Un estudio estadounidense revela que la falta de sueño es uno de los principales factores de riesgo para la mortalidad prematura, superando a la diabetes y la inactividad física.
Una reciente y amplia investigación realizada en Estados Unidos confirma que dormir menos de siete horas por noche puede reducir significativamente la esperanza de vida, un riesgo comparable al asociado con el tabaquismo.
El estudio, que recopiló datos entre 2019 y 2025 en más de 3.000 condados de los Estados Unidos, destacó cómo la duración del sueño es un indicador crucial de longevidad, situándose justo después del tabaquismo y la obesidad, y por delante de la diabetes y la inactividad física.
La relación entre la duración del sueño y la esperanza de vida
Los investigadores analizaron la duración del sueño autodeclarada por los residentes a través de entrevistas telefónicas, comparando estos datos con la esperanza de vida media de las respectivas áreas. En las zonas donde la media del sueño descendía por debajo de las siete horas, se registraba una vida media más corta. Este efecto se demostró independiente de factores como el lugar de residencia o el nivel socioeconómico. A pesar de algunas limitaciones metodológicas – incluyendo la ausencia de mediciones objetivas y la falta de distinción entre siete y más de siete horas de sueño, así como la no consideración de condiciones como la apnea del sueño o trastornos psiquiátricos – la señal es clara: mejorar la calidad y la cantidad del descanso es un camino viable para aumentar la longevidad.

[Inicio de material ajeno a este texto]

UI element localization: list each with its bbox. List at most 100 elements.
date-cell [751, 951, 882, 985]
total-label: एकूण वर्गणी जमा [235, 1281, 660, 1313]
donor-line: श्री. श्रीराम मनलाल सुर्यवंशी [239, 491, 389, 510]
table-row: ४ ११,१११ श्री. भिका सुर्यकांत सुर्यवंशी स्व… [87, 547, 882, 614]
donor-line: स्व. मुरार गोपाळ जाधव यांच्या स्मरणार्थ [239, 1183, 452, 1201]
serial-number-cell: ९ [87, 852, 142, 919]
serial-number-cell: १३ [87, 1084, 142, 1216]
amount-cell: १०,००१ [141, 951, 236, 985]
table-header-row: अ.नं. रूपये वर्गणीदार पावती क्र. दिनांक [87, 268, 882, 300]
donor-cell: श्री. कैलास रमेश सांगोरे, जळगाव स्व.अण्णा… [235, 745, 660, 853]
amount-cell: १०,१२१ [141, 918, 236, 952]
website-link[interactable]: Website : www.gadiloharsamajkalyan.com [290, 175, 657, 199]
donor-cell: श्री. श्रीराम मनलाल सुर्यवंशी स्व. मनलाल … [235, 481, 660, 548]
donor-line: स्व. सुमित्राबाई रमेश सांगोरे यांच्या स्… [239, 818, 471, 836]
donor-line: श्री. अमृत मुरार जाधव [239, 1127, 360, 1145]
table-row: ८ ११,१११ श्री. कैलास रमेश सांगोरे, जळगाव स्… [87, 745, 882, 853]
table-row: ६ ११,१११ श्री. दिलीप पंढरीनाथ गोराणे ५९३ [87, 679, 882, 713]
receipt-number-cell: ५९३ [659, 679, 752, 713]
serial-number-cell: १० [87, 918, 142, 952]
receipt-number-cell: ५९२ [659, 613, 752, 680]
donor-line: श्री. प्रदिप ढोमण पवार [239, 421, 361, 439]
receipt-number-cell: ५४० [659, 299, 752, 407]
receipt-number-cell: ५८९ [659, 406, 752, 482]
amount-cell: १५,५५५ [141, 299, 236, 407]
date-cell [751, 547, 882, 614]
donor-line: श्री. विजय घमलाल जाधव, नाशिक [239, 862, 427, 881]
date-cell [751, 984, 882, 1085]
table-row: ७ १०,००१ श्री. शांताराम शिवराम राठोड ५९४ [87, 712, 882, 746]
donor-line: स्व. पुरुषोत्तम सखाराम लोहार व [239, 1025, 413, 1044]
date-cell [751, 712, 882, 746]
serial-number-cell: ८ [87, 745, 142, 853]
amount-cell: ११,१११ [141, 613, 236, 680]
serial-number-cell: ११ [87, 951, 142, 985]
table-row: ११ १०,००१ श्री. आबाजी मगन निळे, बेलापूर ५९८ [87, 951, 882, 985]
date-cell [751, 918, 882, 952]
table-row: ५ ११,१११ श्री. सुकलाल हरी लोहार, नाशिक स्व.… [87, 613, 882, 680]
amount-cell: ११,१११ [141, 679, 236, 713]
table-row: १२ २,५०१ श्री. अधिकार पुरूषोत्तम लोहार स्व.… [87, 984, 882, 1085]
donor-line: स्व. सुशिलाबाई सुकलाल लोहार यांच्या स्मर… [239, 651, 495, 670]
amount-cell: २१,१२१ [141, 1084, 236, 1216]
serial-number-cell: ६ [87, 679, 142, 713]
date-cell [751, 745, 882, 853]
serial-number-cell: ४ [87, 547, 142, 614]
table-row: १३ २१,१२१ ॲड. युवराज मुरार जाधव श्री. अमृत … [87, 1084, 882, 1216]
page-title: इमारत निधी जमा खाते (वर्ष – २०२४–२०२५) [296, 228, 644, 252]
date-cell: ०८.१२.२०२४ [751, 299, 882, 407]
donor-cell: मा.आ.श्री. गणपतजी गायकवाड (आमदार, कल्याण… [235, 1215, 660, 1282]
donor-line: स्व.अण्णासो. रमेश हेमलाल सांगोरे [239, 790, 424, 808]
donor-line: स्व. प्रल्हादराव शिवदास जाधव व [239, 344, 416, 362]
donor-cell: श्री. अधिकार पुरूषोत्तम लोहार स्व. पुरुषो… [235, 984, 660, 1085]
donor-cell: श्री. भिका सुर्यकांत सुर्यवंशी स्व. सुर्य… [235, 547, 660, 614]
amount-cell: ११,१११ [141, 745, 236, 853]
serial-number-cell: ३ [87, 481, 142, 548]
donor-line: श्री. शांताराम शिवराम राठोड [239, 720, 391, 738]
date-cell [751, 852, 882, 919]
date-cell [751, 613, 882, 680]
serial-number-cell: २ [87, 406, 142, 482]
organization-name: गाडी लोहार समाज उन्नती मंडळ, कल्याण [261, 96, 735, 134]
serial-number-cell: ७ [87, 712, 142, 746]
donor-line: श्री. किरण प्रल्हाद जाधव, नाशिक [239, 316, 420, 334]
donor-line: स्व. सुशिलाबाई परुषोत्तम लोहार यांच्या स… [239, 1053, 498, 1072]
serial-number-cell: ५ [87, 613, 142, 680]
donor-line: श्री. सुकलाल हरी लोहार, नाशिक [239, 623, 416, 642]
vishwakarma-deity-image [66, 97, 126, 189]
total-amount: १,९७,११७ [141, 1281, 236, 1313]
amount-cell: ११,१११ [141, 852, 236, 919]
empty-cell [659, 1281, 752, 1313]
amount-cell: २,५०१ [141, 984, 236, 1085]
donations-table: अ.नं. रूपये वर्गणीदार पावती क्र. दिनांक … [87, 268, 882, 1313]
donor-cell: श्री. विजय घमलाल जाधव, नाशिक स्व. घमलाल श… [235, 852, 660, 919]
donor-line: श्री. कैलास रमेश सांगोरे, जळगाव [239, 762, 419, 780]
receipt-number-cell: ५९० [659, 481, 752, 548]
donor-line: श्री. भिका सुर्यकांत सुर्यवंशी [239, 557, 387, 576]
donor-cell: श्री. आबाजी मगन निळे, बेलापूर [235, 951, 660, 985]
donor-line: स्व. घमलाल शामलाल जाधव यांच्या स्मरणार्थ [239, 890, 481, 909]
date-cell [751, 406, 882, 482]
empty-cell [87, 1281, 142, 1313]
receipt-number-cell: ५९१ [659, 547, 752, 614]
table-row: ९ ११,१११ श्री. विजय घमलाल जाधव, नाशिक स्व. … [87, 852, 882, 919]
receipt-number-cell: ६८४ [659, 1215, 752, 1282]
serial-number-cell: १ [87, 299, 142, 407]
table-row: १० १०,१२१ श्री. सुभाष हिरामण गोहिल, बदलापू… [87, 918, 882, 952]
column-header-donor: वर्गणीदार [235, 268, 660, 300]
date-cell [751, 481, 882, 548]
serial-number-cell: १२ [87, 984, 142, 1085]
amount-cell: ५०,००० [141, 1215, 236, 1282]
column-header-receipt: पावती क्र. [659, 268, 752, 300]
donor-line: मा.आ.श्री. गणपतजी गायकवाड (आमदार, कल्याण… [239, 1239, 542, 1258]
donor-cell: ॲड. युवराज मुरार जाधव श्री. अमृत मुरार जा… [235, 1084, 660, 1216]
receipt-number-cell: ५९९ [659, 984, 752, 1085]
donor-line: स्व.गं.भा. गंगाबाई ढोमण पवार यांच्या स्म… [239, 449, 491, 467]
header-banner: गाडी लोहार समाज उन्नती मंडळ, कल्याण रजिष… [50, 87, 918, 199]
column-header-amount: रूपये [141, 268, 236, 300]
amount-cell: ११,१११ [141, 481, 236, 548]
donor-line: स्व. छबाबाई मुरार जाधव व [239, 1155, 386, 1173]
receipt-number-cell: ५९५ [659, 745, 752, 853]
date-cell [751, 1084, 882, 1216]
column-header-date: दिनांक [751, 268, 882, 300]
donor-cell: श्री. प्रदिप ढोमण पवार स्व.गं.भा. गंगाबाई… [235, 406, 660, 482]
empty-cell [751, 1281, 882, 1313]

La falta de sueño, de hecho, no debe subestimarse como un simple hábito, sino considerarse un verdadero factor de riesgo para numerosas patologías crónicas. Esto lo confirma el neurólogo Luigi Ferini-Strambi, director del Centro de Medicina del Sueño del hospital San Raffaele de Milán, quien subraya cómo el sueño regular contribuye a reducir el riesgo de infartos, diabetes, cáncer y demencias.
En Italia, se estima que alrededor de un tercio de la población duerme menos de siete horas por noche, lo que aumenta la importancia de concienciar sobre la importancia de un sueño adecuado.
La ciencia del sueño se ha enriquecido en las últimas décadas gracias a la cronobiología, disciplina que recibió el Premio Nobel en 2017 por el estudio de los genes reloj, responsables de la regulación de los ritmos circadianos. Nuestro “reloj maestro” se encuentra en el núcleo supraquiasmático, una estructura neuronal en el cerebro que recibe señales luminosas de la retina y regula la producción de hormonas fundamentales como la melatonina, que induce el sueño.
Respetar estos ritmos naturales es fundamental para la salud: comer demasiado tarde, exponerse a luces artificiales por la noche o tener horarios de sueño irregulares puede causar la llamada disrupción cronobiológica, un desfase del reloj interno que aumenta el riesgo de obesidad, diabetes y enfermedades cardiovasculares.
El sueño no es solo fundamental para el bienestar diario, sino que representa una verdadera barrera contra las enfermedades neurodegenerativas. Durante el sueño profundo, el cerebro elimina las proteínas beta-amiloides, las mismas que forman las placas típicas del Alzheimer. Estudios realizados en animales demuestran que el descanso nocturno acelera este proceso de “limpieza” cerebral, mientras que una noche de privación puede aumentar la concentración de estas proteínas hasta en un 5%.